During the 2021 Sudanese coup d'état of 25 October Abdel Fattah al-Burhan sacked the governors of the states of Sudan. By November 2021 Youssef had certainly been ousted from his position. Saad Adam Babiker succeeded Youssef, he was dismissed himself in November 2023.

==Post-political career==
In November 2021, Youssef together with Mohamed Hassan Al-Taishi, a former member of the Transitional Sovereignty Council, and the ousted Minister of Justice, Nasredeen Abdulbari spoke with European ambassadors to Sudan on steps to be taken to restore democracy.

In July 2022, commenting on the reported death of 168 individuals in Darfur, Youssef stated that: "the violence is the result of a communal conflict that was never resolved in all past peace agreements".
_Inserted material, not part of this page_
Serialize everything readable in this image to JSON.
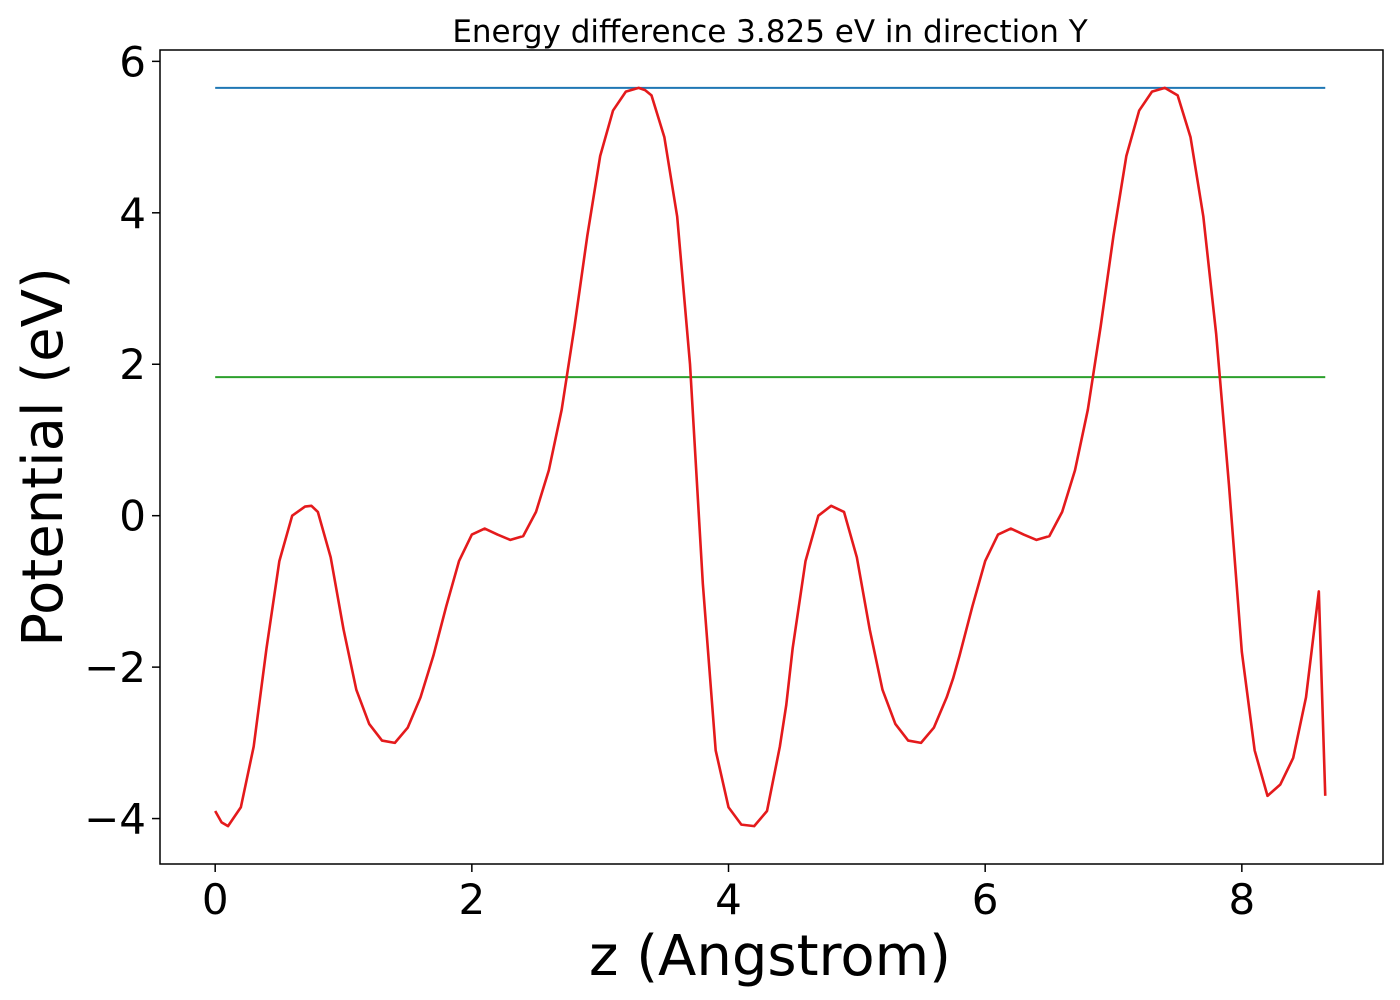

In May 2023, speaking with NPR, Youssef stated the victims in Darfur were being revictimized. He also feared that fighting in Sudan would lead to harmful effects on agriculture and possibly famine. In September 2023, commenting on the situation in Sudan, he stated that the departure of international organizations led to escalation in the fighting. He argued for international sanctions, against the fighting parties and the countries which supported them. Youssef left Darfur in November 2023, but vowed to return to resume giving aid. In November 2023 he stated that conflict in Sudan was more ethnical than political, with genocidal acts being committed and that the effects were worse than the previous war in Darfur with the humaniterian conditions suffering due to lack of foreign aid.